GripProbe Reports

Feature Request Spec: Event-Based Tool Evaluation via Proxy + Wrapper Telemetry

Use this feature request before implementing proxy/wrapper telemetry for real tool-call observation. Scope: local workflow only (no PR requirements).

1. Change Summary

• Feature name: tool_telemetry_proxy_wrapper

2. Problem and Goal

• Problem:
  • invoked and trajectory are currently heuristic and adapter-specific; structured tool evidence is inconsistent across shells.
• Goal:
  • capture normalized tool_call_start/tool_call_result/model_response events from real runs and use them as evidence for a new event-based case evaluator.
• Non-goals:
  • do not change validator semantics
  • old trajectory/invoked/match compatibility is not required; all reports will be regenerated under the new result contract.

3. Scope

• In scope:
  • wrapper telemetry extraction from case artifacts (stdout/stderr/transcript/json).
  • optional per-case proxy capture; wrapper capture is mandatory
  • replacing canonical trace-based failure reason.
  • normalized event schema.
  • new event_evaluator that derives verdict fields from validators, process result, and telemetry/proxy events.
  • replacing canonical trace-based failure_reason and trajectory with event-based evaluation.
• Affected components:
  • runner (orchestration, proxy lifecycle, telemetry persistence)
  • adapters (base URL/env wiring where needed)
  • event_evaluator (new canonical verdict layer)
  • reporters (case/aggregate telemetry display)
  • rebuild (recompute from new artifacts; legacy fallback only if explicitly implemented)
  • specs/CLI flags (feature toggles)
  • docs

4. Definitions and Trigger Rules

• Telemetry source tiers:
  • A: structured protocol/proxy events.
  • B: structured agent output events.
  • C: wrapper parsing from unstructured stdout/stderr markers.
  • D: prompt-level self-report (fallback only, optional, for future).
• Feature flags (required):
  • telemetry_proxy_mode: off|auto|force
    • wrapper event extraction is always enabled.
• Trigger condition (fill exactly):
  • always extract wrapper events after warmup/measured phases
  • if telemetry_proxy_mode != off and backend/protocol supports routing then run phase-scoped proxy capture
  • proxy lifecycle is per phase: start/stop once for warmup, then start/stop once for measured
• Skip reasons taxonomy:
  • Skip reasons describe capture/proxy lifecycle only.
  • Verdict reasons describe evaluator evidence classification and may differ from skip reasons.
  • disabled, unsupported_shell, unsupported_backend, capture_missing, wrapper_parse_error, budget_exceeded
  • proxy_bind_error, proxy_connect_error if proxy mode is auto|force
• Notes about tier ‘D’
  • Source tier D must never produce confirmed_tool_use for full PASS.
  • Tier D may only explain/debug inconclusive cases; validators pass + tier D only evidence maxes at PASS_WITH_POLICY_VIOLATION.

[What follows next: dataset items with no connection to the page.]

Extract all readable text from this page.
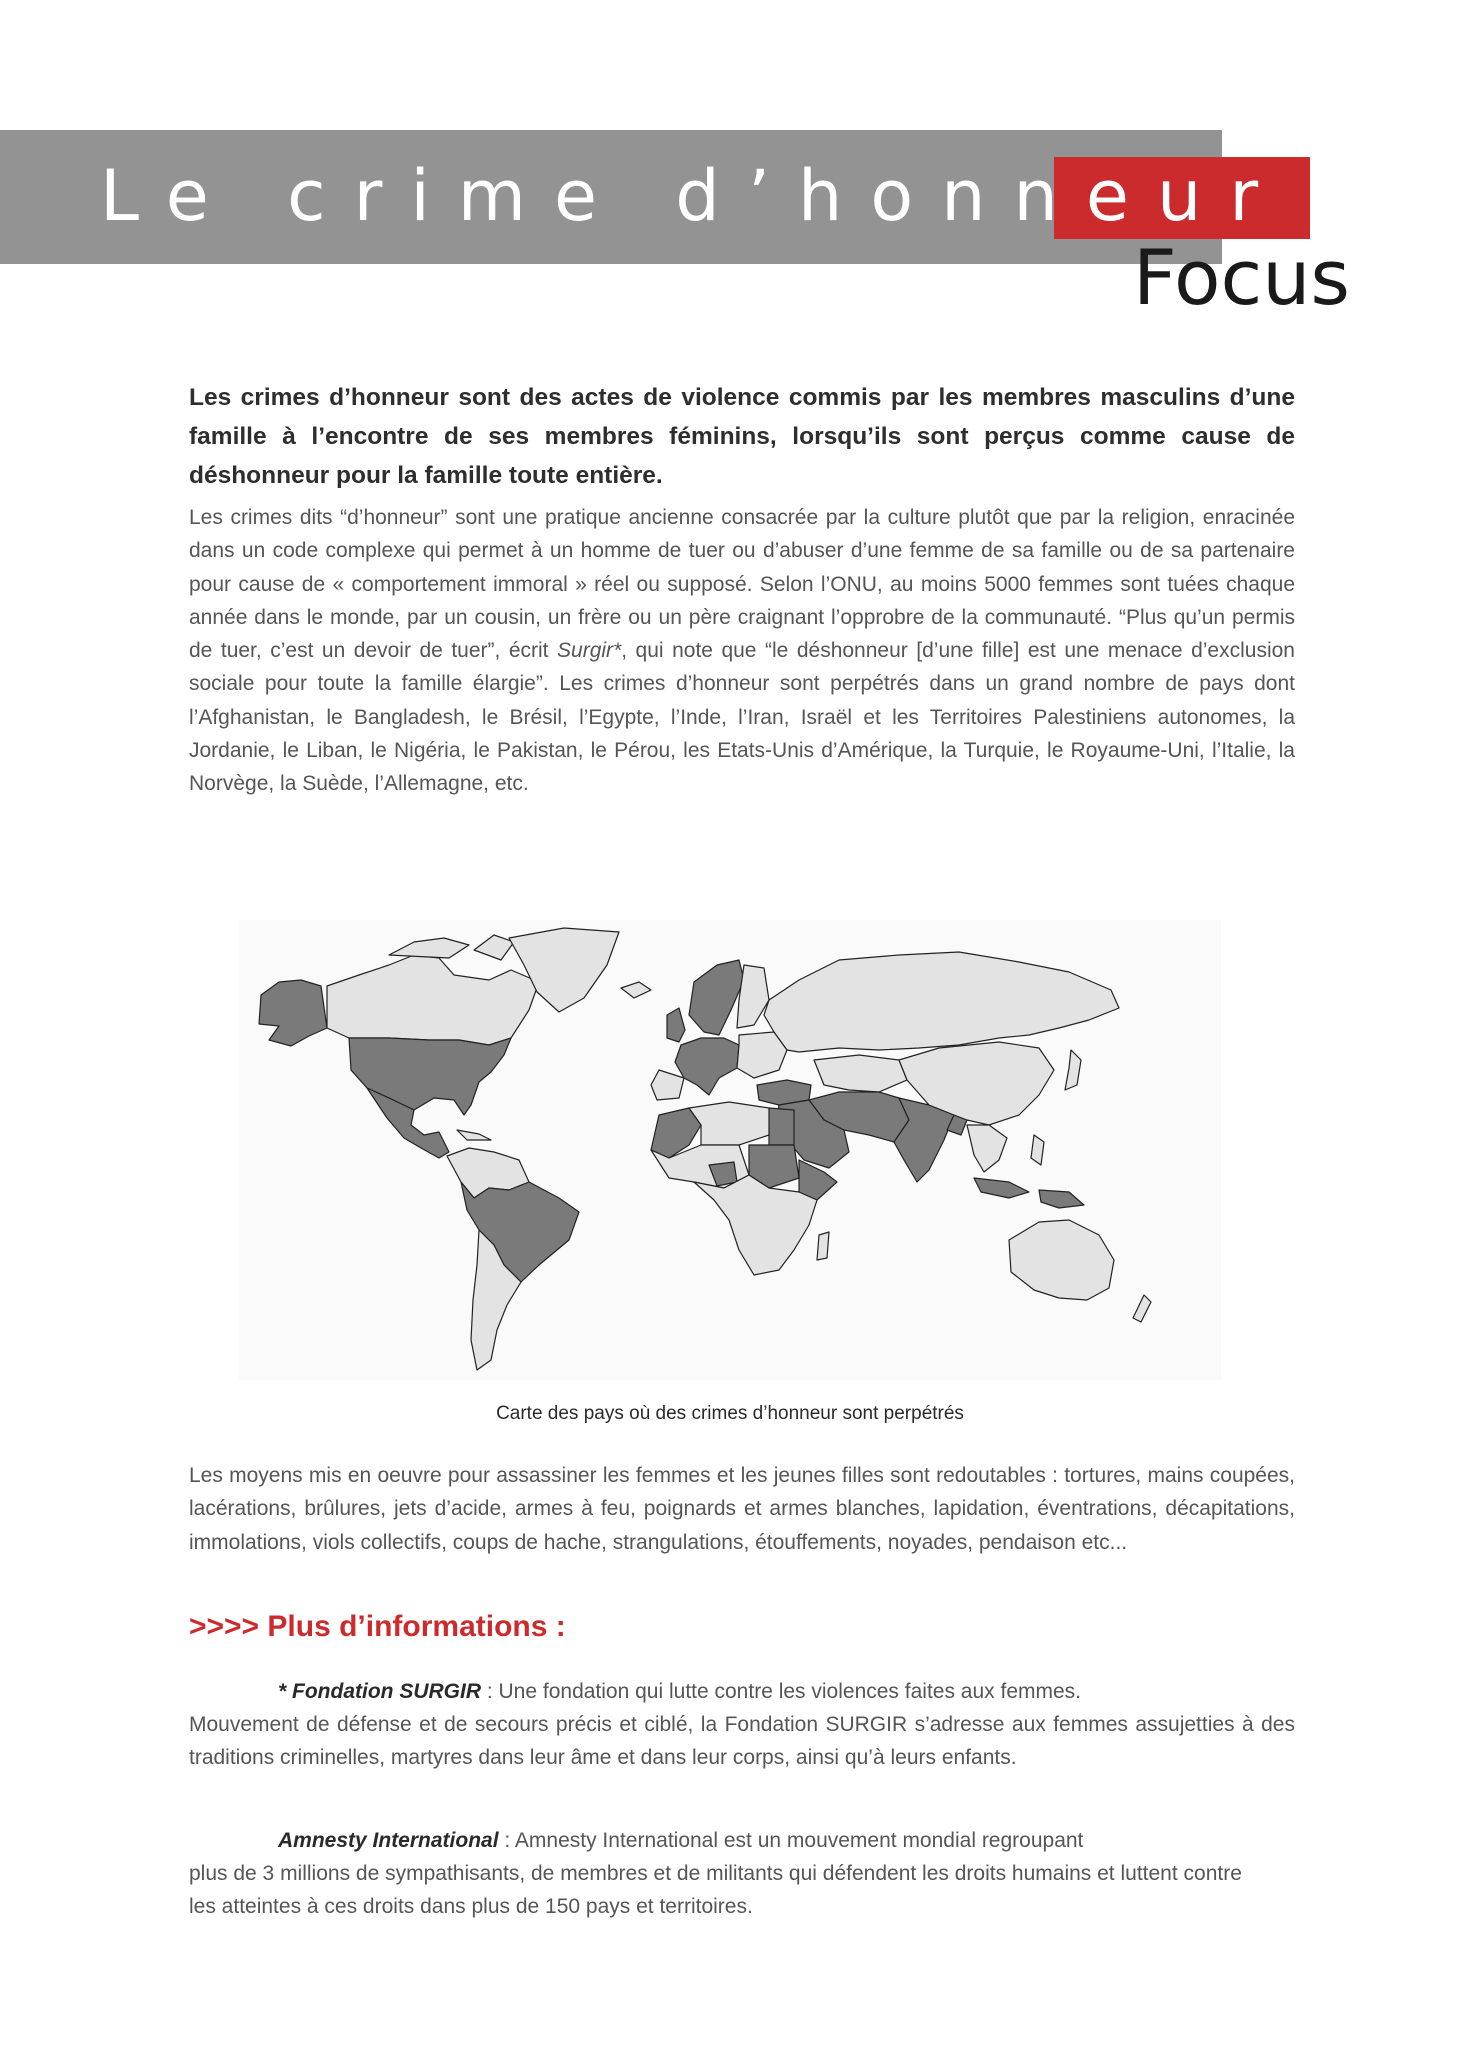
Le crime d’honneur
Focus

Les crimes d’honneur sont des actes de violence commis par les membres masculins d’une famille à l’encontre de ses membres féminins, lorsqu’ils sont perçus comme cause de déshonneur pour la famille toute entière.

Les crimes dits “d’honneur” sont une pratique ancienne consacrée par la culture plutôt que par la religion, enracinée dans un code complexe qui permet à un homme de tuer ou d’abuser d’une femme de sa famille ou de sa partenaire pour cause de « comportement immoral » réel ou supposé. Selon l’ONU, au moins 5000 femmes sont tuées chaque année dans le monde, par un cousin, un frère ou un père craignant l’opprobre de la communauté. “Plus qu’un permis de tuer, c’est un devoir de tuer”, écrit Surgir*, qui note que “le déshonneur [d’une fille] est une menace d’exclusion sociale pour toute la famille élargie”. Les crimes d’honneur sont perpétrés dans un grand nombre de pays dont l’Afghanistan, le Bangladesh, le Brésil, l’Egypte, l’Inde, l’Iran, Israël et les Territoires Palestiniens autonomes, la Jordanie, le Liban, le Nigéria, le Pakistan, le Pérou, les Etats-Unis d’Amérique, la Turquie, le Royaume-Uni, l’Italie, la Norvège, la Suède, l’Allemagne, etc.

Carte des pays où des crimes d’honneur sont perpétrés

Les moyens mis en oeuvre pour assassiner les femmes et les jeunes filles sont redoutables : tortures, mains coupées, lacérations, brûlures, jets d’acide, armes à feu, poignards et armes blanches, lapidation, éventrations, décapitations, immolations, viols collectifs, coups de hache, strangulations, étouffements, noyades, pendaison etc...

>>>> Plus d’informations :
* Fondation SURGIR : Une fondation qui lutte contre les violences faites aux femmes.
Mouvement de défense et de secours précis et ciblé, la Fondation SURGIR s’adresse aux femmes assujetties à des traditions criminelles, martyres dans leur âme et dans leur corps, ainsi qu’à leurs enfants.
Amnesty International : Amnesty International est un mouvement mondial regroupant
plus de 3 millions de sympathisants, de membres et de militants qui défendent les droits humains et luttent contre les atteintes à ces droits dans plus de 150 pays et territoires.
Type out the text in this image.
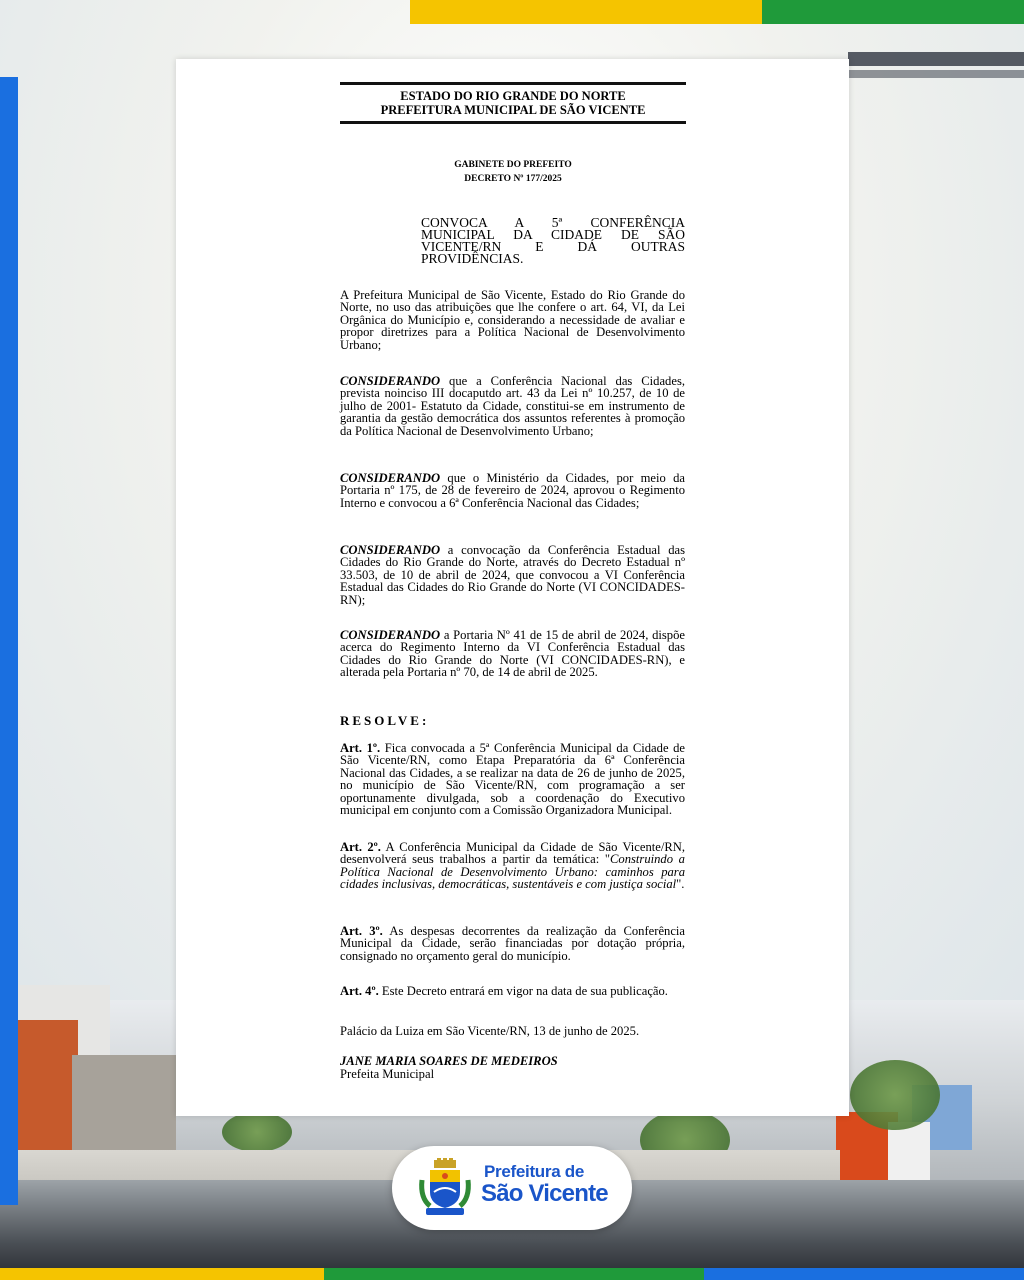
ESTADO DO RIO GRANDE DO NORTE
PREFEITURA MUNICIPAL DE SÃO VICENTE
GABINETE DO PREFEITO
DECRETO Nº 177/2025
CONVOCA A 5ª CONFERÊNCIA
MUNICIPAL DA CIDADE DE SÃO
VICENTE/RN E DÁ OUTRAS
PROVIDÊNCIAS.
A Prefeitura Municipal de São Vicente, Estado do Rio Grande do Norte, no uso das atribuições que lhe confere o art. 64, VI, da Lei Orgânica do Município e, considerando a necessidade de avaliar e propor diretrizes para a Política Nacional de Desenvolvimento Urbano;
CONSIDERANDO que a Conferência Nacional das Cidades, prevista noinciso III docaputdo art. 43 da Lei nº 10.257, de 10 de julho de 2001- Estatuto da Cidade, constitui-se em instrumento de garantia da gestão democrática dos assuntos referentes à promoção da Política Nacional de Desenvolvimento Urbano;
CONSIDERANDO que o Ministério da Cidades, por meio da Portaria nº 175, de 28 de fevereiro de 2024, aprovou o Regimento Interno e convocou a 6ª Conferência Nacional das Cidades;
CONSIDERANDO a convocação da Conferência Estadual das Cidades do Rio Grande do Norte, através do Decreto Estadual nº 33.503, de 10 de abril de 2024, que convocou a VI Conferência Estadual das Cidades do Rio Grande do Norte (VI CONCIDADES-RN);
CONSIDERANDO a Portaria Nº 41 de 15 de abril de 2024, dispõe acerca do Regimento Interno da VI Conferência Estadual das Cidades do Rio Grande do Norte (VI CONCIDADES-RN), e alterada pela Portaria nº 70, de 14 de abril de 2025.
RESOLVE:
Art. 1º. Fica convocada a 5ª Conferência Municipal da Cidade de São Vicente/RN, como Etapa Preparatória da 6ª Conferência Nacional das Cidades, a se realizar na data de 26 de junho de 2025, no município de São Vicente/RN, com programação a ser oportunamente divulgada, sob a coordenação do Executivo municipal em conjunto com a Comissão Organizadora Municipal.
Art. 2º. A Conferência Municipal da Cidade de São Vicente/RN, desenvolverá seus trabalhos a partir da temática: "Construindo a Política Nacional de Desenvolvimento Urbano: caminhos para cidades inclusivas, democráticas, sustentáveis e com justiça social".
Art. 3º. As despesas decorrentes da realização da Conferência Municipal da Cidade, serão financiadas por dotação própria, consignado no orçamento geral do município.
Art. 4º. Este Decreto entrará em vigor na data de sua publicação.
Palácio da Luiza em São Vicente/RN, 13 de junho de 2025.
JANE MARIA SOARES DE MEDEIROS
Prefeita Municipal
Prefeitura de
São Vicente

5. Current Behavior (As-Is)

• Today each case has 2 phases: warmup then measured.
• Existing invocation semantics are mostly heuristic:
  • gptme markers via trace_analysis.
  • shell-specific marker checks in adapters.

6. Proposed Behavior (To-Be)

• Existing fields/outputs that will be redefined:
  • status: derived by event_evaluator from validator result, process result, and telemetry events.
  • trajectory: derived from event timeline (clean|recovered|violated based on failed tool results, retries, timeout, and recovery).
  • invoked: derived from event evidence, not from shell-specific text heuristics.
  • match_percent: removed from the new result contract; reports use artifact_match and overall_score.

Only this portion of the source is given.